Nanzan University Human Relations Centre

Ten years ago Tsumura-sensei created the Human Relations Center at Nanzan University in Nagoya.  Twenty years before, he had been trained by NTL – National Training Laboratories for Experiential Learning – in “T” Group processes.  He became passionate about experiential learning.

What I hadn’t understood was that “T” group work is really a key ancestor to much of the work I and others are doing these days.  It starts from the idea that people come together to talk, and then start to learn from their separate and collective experience.

At the end of November, sixty people who were connected to the Human Relations Center came together for a full day to talk about their own learning and work and to help envision what the next ten years of the Centre might be.  Then for the next two evenings, we did evening workshops with smaller groups exploring this field of ideas about stepping into your self and your passion as an engine for change.

Sometime, early on, Tsumura-sensei and I were talking and I mentioned “elegant next miniumum step” – a phrase I use often in Japan to help people think about working with emergence.  Tsumura-sensei’s face looked confused and he said, “well, I’m usually dorokusa,i” which literally means messy and smelly, of the earth.  We kept coming back to this tension between elegant and dorokusai over the next couple of days.  Where I think we finally landed is that it is important to aspire to elegance and beauty AND, often what we end of doing is a bit dorokusai.  We bring in beauty when and where we can, and sometimes we proceed without it – but even when we do so, we do so consciously and with an eye to creating beauty and elegance wherever we can.

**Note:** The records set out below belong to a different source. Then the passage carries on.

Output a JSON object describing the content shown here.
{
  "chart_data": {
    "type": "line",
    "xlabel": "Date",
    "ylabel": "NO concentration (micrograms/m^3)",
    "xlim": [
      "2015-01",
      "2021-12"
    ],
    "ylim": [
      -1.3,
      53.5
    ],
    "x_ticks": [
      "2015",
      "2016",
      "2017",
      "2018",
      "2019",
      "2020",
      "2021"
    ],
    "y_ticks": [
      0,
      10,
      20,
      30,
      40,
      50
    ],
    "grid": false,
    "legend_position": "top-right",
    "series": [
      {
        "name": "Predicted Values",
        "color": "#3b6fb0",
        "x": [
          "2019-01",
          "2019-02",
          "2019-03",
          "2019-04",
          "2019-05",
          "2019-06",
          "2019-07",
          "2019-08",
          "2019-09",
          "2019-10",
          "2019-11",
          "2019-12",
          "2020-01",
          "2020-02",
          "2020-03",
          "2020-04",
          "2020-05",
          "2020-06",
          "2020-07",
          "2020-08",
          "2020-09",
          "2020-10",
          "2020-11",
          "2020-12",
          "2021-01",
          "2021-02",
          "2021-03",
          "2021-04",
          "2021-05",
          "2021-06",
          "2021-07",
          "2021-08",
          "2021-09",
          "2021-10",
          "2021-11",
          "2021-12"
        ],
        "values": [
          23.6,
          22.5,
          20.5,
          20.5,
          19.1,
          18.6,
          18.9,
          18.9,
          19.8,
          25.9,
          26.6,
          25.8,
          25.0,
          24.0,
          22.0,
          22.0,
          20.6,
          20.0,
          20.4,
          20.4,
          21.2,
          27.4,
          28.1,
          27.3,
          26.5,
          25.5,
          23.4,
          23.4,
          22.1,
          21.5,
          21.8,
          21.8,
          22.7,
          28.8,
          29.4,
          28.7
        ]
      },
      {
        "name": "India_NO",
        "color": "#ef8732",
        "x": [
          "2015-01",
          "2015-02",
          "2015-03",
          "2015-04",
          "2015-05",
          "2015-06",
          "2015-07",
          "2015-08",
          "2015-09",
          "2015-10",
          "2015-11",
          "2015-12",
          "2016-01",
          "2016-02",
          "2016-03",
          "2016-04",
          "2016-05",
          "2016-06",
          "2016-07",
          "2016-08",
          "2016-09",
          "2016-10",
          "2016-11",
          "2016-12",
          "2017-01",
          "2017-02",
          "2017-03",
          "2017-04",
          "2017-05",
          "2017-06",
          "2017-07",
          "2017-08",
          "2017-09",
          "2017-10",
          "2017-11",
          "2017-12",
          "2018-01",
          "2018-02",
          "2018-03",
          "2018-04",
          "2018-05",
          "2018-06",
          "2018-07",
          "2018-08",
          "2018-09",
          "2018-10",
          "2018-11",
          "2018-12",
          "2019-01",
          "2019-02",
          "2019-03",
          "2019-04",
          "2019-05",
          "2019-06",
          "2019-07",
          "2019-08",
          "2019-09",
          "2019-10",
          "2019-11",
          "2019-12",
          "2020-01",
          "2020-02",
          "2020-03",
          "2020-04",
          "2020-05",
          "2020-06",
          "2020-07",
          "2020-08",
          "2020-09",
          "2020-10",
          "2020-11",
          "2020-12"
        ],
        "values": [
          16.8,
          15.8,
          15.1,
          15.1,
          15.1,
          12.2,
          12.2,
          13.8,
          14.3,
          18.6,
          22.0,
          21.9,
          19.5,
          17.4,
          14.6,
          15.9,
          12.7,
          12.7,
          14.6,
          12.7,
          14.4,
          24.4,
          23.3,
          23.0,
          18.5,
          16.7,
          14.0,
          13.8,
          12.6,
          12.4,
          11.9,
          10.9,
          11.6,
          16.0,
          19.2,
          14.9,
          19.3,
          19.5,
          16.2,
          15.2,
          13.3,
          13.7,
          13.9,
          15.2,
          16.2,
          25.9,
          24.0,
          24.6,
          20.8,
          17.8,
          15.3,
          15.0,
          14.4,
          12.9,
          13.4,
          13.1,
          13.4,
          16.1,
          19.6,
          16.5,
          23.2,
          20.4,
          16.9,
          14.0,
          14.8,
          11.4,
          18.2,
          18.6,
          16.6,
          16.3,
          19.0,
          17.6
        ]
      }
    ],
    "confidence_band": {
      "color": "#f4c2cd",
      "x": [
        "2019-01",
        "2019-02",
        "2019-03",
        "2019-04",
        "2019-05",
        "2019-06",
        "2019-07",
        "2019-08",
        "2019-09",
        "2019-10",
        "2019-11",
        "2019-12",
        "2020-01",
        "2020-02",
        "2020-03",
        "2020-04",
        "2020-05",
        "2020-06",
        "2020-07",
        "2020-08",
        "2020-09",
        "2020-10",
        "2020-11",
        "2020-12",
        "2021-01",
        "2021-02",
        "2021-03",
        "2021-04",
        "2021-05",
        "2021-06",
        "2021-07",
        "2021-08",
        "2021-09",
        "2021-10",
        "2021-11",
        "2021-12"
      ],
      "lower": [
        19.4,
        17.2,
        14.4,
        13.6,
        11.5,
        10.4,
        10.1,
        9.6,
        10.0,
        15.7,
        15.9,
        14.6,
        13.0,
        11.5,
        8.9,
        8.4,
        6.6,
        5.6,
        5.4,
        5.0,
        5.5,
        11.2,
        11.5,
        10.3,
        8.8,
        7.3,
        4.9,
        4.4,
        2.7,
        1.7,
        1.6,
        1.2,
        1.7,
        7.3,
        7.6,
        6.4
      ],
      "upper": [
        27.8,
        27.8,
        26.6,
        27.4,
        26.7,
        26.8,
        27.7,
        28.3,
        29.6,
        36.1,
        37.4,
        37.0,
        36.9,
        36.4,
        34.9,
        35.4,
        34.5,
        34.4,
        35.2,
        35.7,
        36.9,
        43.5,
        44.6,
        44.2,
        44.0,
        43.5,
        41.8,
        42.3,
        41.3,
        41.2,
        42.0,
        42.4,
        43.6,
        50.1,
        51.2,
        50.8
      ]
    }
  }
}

I’m very curious about how the Human Relations Centre will find its elegant next step.  In some ways it feels to me like it needs to grow beyond its roots and to work with a wider range of possibilities which exist now.  I’m fascinated by what might happen if it formed a partnership with KDI to bring Future Center work to corporations in the Nagoya region.  In so many cases the way we step beyond current form is to create new partnerships and sense into new possibilities.

Delightful folks. I’d love to keep working with them.